Or is it possible for an app to invoke a HD mode using 1.4?


----------



## toups (Dec 13, 2003)

Odd, using 1.4, the TiVo is outputing 720p (TiVo is set native so standard def is 480i) but root.getwidth() and root.getheight() reports 640x480 although the png image loaded with bg.setResource(createImage("test.png")) might be 720p, I can't tell for sure with this image, but bg.getwidth() and bg.getheight() also reports 640x480.


----------



## davidblackledge (Sep 9, 2008)

Well, it's using port 0 for some reason... I'm sure that's going to be a problem... try passing --port 7288 (the usual one, or something else if you already are running other HME stuff on that port) in your java command line. Note that it has two dashes, as I recall.


----------



## toups (Dec 13, 2003)

davidblackledge said:


> Well, it's using port 0 for some reason... I'm sure that's going to be a problem... try passing --port 7288 (the usual one, or something else if you already are running other HME stuff on that port) in your java command line. Note that it has two dashes, as I recall.

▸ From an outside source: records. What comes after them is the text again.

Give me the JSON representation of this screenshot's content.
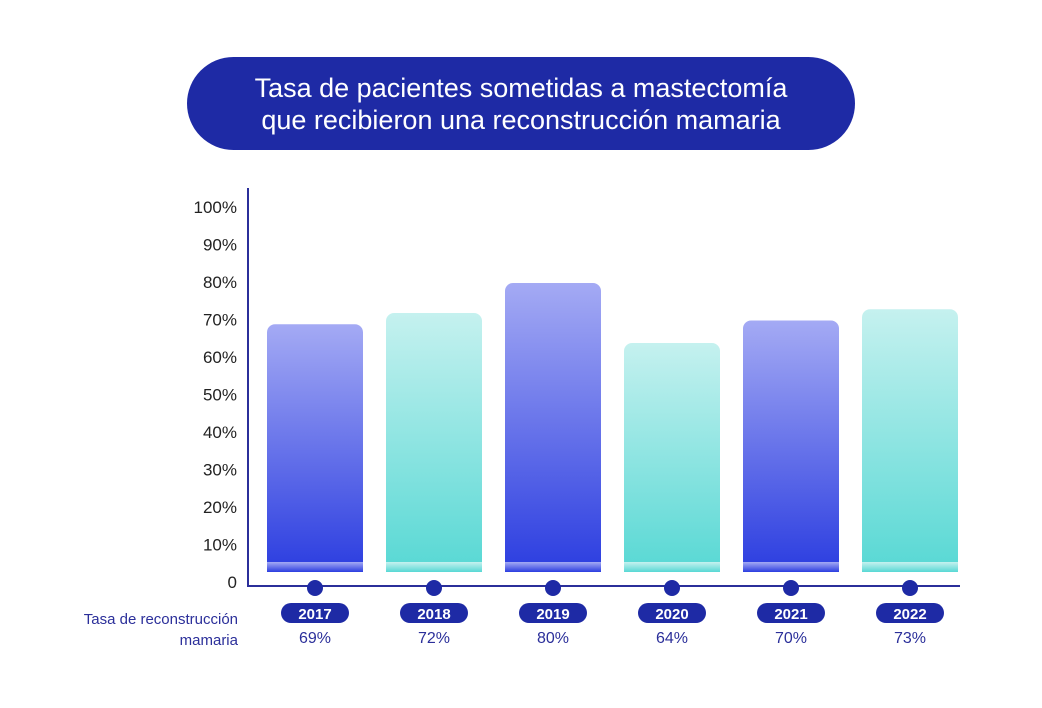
{
  "title": {
    "line1": "Tasa de pacientes sometidas a mastectomía",
    "line2": "que recibieron una reconstrucción mamaria"
  },
  "row_label": {
    "line1": "Tasa de reconstrucción",
    "line2": "mamaria"
  },
  "colors": {
    "title_bg": "#1e2aa5",
    "axis": "#2b2f9a",
    "label_text": "#2b2f9a",
    "pill_bg": "#1e2aa5",
    "blue_top": "#a4aaf4",
    "blue_bottom": "#2b3de0",
    "teal_top": "#c5f1ef",
    "teal_bottom": "#57d8d4"
  },
  "chart_data": {
    "type": "bar",
    "categories": [
      "2017",
      "2018",
      "2019",
      "2020",
      "2021",
      "2022"
    ],
    "values": [
      69,
      72,
      80,
      64,
      70,
      73
    ],
    "value_labels": [
      "69%",
      "72%",
      "80%",
      "64%",
      "70%",
      "73%"
    ],
    "bar_styles": [
      "blue",
      "teal",
      "blue",
      "teal",
      "blue",
      "teal"
    ],
    "y_ticks": [
      "0",
      "10%",
      "20%",
      "30%",
      "40%",
      "50%",
      "60%",
      "70%",
      "80%",
      "90%",
      "100%"
    ],
    "ylim": [
      0,
      100
    ],
    "grid": false,
    "legend": "none"
  }
}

Tried passing "--port 7288" but it is still using port 0. Obviously something is wrong. No time to investigate this further at the moment, but clearly on the right track.


----------



## toups (Dec 13, 2003)

More information.

1.4.1 runs on a windows XP system using java 1.5.0_02

1.4.1 fails on linux with sun-jdk-1.5 sun-jdk-1.6 and sun-jre-bin-1.6

The problem on the linux box is that

MDNS ADD:http://10.xx.xxx.x:0/clock/

is reporting it is trying to use port 0

Will investigate more when I get a chance.


----------



## wmcbrine (Aug 2, 2003)

I dunno why it's using port 0. I never had that problem on my Ubuntu system, though I did have the problem of it wanting to bind to IPv6 and ignoring the IPv4 interface. (I ended up disabling IPv6 to fix that, since I wasn't using it anyway.) But I always started it via ./runsamples.sh (or whatever the script is called... have to check later).



toups said:


> Odd, using 1.4, the TiVo is outputing 720p (TiVo is set native so standard def is 480i) but root.getwidth() and root.getheight() reports 640x480


There are two different and independent resolutions at work here: the resolution of the background video stream, and the resolution of the HME overlay. It's the video background that determines the actual output resolution in "native" mode. When you don't have a video background, the resolution stays where it was the last time there was one -- usually that's the video background for the built-in menus (the 16:9 version is 720p; the 4:3 version is 480).


----------